Nice lure, love the foil job. My hat is off to you guys that make the small lures, I tried a few for walleye and about pulled my hair out. I like to be able to see what I'm working on! I know what you mean about the hooks also. I build all my musky lure with 2 hooks for the same reason. I usually remove the middle hook from most of the store bought ones I have also.


----------



## pizza (Apr 4, 2008)

here's a better picture.....outfitted with an owner stinger #6 . If that doesn't suffice, I've got 4's. The top is Testors Royal Blue Pearl and the bottom is Tamiya Bright Orange. I tried to do scales on the top but I used too much paint (like usual).


----------



## fishingredhawk (Apr 14, 2004)

Nice looking bait. I'll try some of these out for you in the tournaments if you want


----------



## etch (Oct 13, 2007)

very nice bait, you arent worried about losing a fish on a short strike with one hook? not a bass guy so, i have to ask

Etch


----------



## pizza (Apr 4, 2008)

we'll see how it goes. I'd like to upsize it and use a single #4 hook, maybe even #2. But on my smallest crank the action was dead with a #8 hook(I also didn't use any ballast on it, this has a single spit shot up front). I changed it to a #6 and cut down the lip and it swims/wobbles much better now(but still not as good as a bitsy minnow or mini fat rap). I'm targetting larger fish and think a single #4 or #2 will work fine -quite possibly even better than 2, #6s. Really I'm just trending in the direction of a large single hook, like those on jigs and spinnerbaits, which due to the larger hook/gap size, do better on hook up &#37;'s with the larger fish. If the smaller ones get free easier due to the use of only one larger hook, good for them. Not saying this is better than two hooks, just playing around. Its kind of a challenge to see if I can get good action (think bendy pencil trick when viewed from above and not a simple binary back and forth "X" motion)with larger baits and one hook since I don't have the weight of the rear hook to "help" with the wiggle/wobble as well as better balance the lure. 

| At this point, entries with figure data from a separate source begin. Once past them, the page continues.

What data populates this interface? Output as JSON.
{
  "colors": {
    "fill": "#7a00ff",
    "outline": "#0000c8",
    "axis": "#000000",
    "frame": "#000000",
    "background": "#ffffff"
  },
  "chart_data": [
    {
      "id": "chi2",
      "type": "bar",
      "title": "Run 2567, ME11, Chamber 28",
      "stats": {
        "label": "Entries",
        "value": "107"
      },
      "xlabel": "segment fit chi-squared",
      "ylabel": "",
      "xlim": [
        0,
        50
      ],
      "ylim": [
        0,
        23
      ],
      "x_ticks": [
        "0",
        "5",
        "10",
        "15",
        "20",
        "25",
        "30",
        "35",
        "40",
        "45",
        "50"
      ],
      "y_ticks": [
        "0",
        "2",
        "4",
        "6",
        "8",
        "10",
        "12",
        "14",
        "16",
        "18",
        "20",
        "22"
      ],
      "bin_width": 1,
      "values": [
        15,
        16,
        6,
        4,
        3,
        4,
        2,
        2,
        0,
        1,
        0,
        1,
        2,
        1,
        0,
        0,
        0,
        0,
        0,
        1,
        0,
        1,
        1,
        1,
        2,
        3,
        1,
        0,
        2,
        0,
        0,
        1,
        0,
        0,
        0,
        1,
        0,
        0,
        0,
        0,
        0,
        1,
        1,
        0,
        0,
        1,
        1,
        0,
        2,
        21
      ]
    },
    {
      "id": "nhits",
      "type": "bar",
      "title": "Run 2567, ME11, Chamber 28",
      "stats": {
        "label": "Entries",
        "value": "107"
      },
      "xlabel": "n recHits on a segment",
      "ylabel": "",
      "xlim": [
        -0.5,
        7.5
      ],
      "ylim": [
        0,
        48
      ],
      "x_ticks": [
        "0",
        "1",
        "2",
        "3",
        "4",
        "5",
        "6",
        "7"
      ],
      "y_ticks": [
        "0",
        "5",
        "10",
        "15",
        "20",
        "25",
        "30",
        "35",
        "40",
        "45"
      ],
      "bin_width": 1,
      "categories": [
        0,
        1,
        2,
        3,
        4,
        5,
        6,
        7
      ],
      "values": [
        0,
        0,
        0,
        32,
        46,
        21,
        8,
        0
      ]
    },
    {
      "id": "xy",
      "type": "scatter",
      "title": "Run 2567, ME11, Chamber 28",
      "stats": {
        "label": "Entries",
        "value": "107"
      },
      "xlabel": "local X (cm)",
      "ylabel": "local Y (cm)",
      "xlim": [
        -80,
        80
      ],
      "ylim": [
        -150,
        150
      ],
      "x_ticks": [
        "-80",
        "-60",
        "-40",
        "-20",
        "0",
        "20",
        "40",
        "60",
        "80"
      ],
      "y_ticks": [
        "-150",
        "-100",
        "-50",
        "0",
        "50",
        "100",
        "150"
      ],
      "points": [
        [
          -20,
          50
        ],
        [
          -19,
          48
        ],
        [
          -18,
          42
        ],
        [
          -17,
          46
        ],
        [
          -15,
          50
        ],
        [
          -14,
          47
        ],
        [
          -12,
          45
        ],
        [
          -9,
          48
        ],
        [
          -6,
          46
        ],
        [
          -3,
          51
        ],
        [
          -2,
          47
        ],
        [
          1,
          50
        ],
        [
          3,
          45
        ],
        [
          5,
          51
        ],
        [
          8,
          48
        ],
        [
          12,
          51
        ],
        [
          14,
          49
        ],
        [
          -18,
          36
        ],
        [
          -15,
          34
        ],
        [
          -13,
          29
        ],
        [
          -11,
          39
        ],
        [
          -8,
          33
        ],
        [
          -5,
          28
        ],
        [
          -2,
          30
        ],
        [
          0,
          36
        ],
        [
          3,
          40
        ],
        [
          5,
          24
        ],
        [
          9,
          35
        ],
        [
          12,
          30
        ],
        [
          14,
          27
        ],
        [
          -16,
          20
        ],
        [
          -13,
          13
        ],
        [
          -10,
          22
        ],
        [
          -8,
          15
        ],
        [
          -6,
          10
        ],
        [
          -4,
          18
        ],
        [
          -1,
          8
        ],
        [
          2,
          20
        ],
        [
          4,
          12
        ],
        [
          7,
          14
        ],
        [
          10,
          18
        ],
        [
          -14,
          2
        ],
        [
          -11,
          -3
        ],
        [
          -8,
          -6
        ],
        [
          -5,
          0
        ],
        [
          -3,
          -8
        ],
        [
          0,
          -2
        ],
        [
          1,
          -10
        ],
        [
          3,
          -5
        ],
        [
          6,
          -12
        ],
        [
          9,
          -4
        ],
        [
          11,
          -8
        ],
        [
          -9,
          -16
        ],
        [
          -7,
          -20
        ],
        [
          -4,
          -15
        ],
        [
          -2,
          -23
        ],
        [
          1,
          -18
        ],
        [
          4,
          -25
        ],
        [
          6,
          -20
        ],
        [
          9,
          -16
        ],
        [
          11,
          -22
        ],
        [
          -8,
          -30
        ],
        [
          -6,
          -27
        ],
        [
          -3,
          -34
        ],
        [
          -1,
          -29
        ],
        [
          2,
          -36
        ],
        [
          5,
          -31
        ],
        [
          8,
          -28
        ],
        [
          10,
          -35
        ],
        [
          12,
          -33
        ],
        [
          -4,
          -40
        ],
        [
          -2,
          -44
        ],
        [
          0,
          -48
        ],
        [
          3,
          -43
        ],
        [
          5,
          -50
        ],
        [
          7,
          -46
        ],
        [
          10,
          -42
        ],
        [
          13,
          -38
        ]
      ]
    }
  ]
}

I'd be honored if you field tested them Mike, I'd love to see you catch a hawg with one and get your feedback.


----------



## Big Joshy (Apr 26, 2004)

I fished with a well known guide at lake fork in texas years ago and he would upsize the front treble and remove the rear treble on all his stubby shallow cranks. They snag less and hook more fish solidly.


----------



## flyman (Aug 9, 2007)

you know pizza u have dove the right thing. one not only is easier on fish, the crank itself is gonna work nicer w/one hook, more tail movement. when i rig my tiny cranks i remove small trebles they come with and put a bigger one on belly, works wonders. now if u want ur crank to float is another story


----------



## whittler (Feb 10, 2008)

Pizza, great baits there, blue has been good for me this year. Smallies will love em.

On the hooks a single hook on the belly will work fine. With Rattletrap type baits (1/2oz & 3/4oz) I always remove the rear treble and replace the belly hook with a single 1/0 Owner.


----------